What Happened Last Week
TL;DR:
- U.S. markets started the week quietly due to the Memorial Day holiday.
- U.S. GDP was revised lower, while PCE inflation stayed firm.
- Stocks remained supported by AI-related earnings, while traders monitored gold, oil, Bitcoin, and the U.S. dollar.
Monday, May 25
- U.S. stock and bond markets were closed for Memorial Day. No major U.S. economic data was released.
- Lower liquidity means fewer market participants, which can make short-term price moves less reliable.
Tuesday, May 26
- U.S. Consumer Confidence fell to 93.1 from 93.8. This shows households became slightly less positive about the economy.
- The Expectations Index rose to 74.4 from 73.4. This matters because expectations can affect future spending.
Wednesday, May 27
- U.S. MBA Mortgage Applications fell 8.5% from the prior week, after a 2.3% drop. This suggests higher borrowing costs continued to pressure housing demand.
- No major central bank decision was released, so traders focused on upcoming U.S. growth and inflation data.
Thursday, May 28
- U.S. GDP — Gross Domestic Product, a measure of economic growth — was revised to 1.6% from the first estimate of 2.0%. This shows the economy grew more slowly than first reported.
- U.S. PCE — Personal Consumption Expenditures, the Fed’s preferred inflation measure — rose 3.8% year over year from 3.5% prior. Core PCE, which excludes food and energy, rose 3.3%.
- This matters because sticky inflation can affect Fed rate expectations.
Initial Jobless Claims rose to 215,000 from 210,000. Claims stayed low, which suggests layoffs remained limited. - New Home Sales fell to 622,000 from 663,000. This points to continued pressure in the housing market.
Friday, May 29
- The U.S. goods trade deficit narrowed to $82.4 billion from $85.3 billion. A smaller deficit can support GDP, but traders may still watch import costs and supply pressure.
- U.S. stocks ended higher, with the S&P 500 posting another weekly gain. AI-related earnings helped support major indices, while gold and Bitcoin remained sensitive to inflation and risk sentiment.
What to Watch This Week
Monday, June 1
- U.S. ISM Manufacturing PMI — Purchasing Managers’ Index, a survey of factory activity — is scheduled. Forecast: 53.3. Prior: 52.7. A reading above 50 suggests expansion.
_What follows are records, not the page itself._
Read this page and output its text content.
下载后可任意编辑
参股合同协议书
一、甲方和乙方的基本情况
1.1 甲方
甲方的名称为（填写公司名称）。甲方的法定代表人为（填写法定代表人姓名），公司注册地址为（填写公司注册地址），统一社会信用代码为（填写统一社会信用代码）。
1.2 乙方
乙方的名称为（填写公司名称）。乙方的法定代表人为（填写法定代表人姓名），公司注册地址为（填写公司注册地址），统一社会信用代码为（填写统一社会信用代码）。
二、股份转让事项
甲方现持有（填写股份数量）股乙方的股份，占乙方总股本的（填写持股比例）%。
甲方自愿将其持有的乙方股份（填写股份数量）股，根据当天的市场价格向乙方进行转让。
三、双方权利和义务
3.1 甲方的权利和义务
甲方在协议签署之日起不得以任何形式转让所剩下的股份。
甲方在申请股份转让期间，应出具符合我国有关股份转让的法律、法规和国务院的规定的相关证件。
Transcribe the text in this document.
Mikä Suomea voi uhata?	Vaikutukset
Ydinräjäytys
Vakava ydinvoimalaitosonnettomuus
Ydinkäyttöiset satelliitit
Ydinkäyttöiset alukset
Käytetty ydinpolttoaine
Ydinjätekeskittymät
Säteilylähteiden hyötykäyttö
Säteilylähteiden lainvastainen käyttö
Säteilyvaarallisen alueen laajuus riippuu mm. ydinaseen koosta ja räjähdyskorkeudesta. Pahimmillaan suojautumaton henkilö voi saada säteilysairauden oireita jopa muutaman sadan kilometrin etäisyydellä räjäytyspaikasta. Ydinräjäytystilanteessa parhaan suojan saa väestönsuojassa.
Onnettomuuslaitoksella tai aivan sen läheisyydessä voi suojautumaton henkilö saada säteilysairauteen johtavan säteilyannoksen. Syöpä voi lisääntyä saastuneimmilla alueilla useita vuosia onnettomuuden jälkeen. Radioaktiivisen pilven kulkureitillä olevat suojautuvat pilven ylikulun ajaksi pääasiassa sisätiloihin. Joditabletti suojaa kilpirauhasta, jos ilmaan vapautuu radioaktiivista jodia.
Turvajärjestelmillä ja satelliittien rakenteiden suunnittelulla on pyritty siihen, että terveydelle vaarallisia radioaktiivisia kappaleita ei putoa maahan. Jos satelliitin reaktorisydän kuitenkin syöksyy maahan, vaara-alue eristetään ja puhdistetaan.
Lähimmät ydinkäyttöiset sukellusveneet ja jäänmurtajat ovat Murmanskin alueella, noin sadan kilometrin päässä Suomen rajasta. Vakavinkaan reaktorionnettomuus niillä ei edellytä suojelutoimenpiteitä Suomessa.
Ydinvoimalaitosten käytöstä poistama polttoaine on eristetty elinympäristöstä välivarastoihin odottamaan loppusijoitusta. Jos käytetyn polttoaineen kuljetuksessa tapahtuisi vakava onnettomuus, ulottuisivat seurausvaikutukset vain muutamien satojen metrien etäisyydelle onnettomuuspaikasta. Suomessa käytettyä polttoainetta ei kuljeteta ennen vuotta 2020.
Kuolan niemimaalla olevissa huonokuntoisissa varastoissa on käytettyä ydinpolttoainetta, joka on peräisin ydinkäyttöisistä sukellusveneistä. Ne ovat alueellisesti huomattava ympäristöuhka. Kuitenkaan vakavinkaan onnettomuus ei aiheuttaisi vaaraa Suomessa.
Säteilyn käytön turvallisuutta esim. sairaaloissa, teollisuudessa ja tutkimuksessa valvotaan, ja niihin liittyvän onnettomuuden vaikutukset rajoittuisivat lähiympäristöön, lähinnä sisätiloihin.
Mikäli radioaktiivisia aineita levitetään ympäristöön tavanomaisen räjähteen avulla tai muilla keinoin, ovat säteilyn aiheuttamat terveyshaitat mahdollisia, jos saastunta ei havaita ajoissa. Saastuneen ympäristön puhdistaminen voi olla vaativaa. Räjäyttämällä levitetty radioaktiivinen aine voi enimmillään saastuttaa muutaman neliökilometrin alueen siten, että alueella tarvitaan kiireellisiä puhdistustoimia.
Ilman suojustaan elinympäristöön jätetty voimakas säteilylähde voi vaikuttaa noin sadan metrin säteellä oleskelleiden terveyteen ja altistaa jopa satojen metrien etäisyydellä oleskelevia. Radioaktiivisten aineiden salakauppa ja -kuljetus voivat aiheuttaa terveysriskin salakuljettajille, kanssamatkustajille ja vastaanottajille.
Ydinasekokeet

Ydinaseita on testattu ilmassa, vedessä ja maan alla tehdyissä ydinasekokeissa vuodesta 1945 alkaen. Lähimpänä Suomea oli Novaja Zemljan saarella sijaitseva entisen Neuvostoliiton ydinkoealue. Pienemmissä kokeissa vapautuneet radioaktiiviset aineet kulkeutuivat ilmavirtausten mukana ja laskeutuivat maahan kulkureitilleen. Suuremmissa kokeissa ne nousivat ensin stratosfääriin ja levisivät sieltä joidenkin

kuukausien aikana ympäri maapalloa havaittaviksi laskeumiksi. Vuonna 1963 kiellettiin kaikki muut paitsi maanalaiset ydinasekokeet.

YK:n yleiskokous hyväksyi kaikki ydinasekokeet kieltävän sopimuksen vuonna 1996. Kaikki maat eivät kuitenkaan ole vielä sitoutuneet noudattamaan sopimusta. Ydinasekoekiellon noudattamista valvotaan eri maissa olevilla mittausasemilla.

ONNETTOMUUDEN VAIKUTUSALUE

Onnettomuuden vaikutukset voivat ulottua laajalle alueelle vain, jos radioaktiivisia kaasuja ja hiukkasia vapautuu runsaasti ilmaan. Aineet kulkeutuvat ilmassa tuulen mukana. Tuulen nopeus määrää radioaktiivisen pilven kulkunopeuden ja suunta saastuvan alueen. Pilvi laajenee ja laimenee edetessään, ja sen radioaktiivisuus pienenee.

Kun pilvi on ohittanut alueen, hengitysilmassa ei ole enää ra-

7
- U.S. Construction Spending for April is scheduled. Forecast figure was not reliably available from open sources. Traders may watch this for signs of strength or weakness in building activity.
Tuesday, June 2
- U.S. JOLTS Job Openings — a report that measures available jobs — is scheduled for April. Prior: 6.866 million. Forecast figure was not reliably available from open sources.
- Fed speakers are also scheduled. Markets may react to comments about inflation and interest rates.
Wednesday, June 3
- ADP Employment Change — a private payroll report — is scheduled for May. Prior: 109,000. Forecast figure was not reliably available from high-confidence open sources.
- ISM Services PMI is scheduled. Prior: 53.6. Forecast figure was not reliably available from high-confidence open sources. Services matter because they make up a large part of the U.S. economy.
- The Fed Beige Book is scheduled. This report gives regional economic updates and may shape rate expectations.
Thursday, June 4
- U.S. Weekly Jobless Claims are scheduled for the week ending May 30. Prior: 215,000. Forecast figure was not reliably available from high-confidence open sources.
- U.S. Productivity for Q1 is scheduled. Traders may watch it because productivity can affect inflation and wage pressure.
Friday, June 5
- NFP — Non-Farm Payrolls, a measure of U.S. job creation — is scheduled for May. Forecast: 75,000. Prior: 115,000. This is the main U.S. event of the week.
- U.S. Unemployment Rate is expected at 4.3%. Prior: 4.3%. A steady reading may suggest the labor market is cooling slowly, not sharply.
Summary
- Last week’s tone was mixed: growth softened, inflation stayed firm, but equities remained supported by AI-related optimism.
- Top pair to watch: EUR/USD, because U.S. jobs data and eurozone inflation can both affect rate expectations.
- Macro wildcard: Middle East tensions and energy prices. Any fresh move in oil may affect inflation expectations, gold, the dollar, and risk assets like indices and Bitcoin.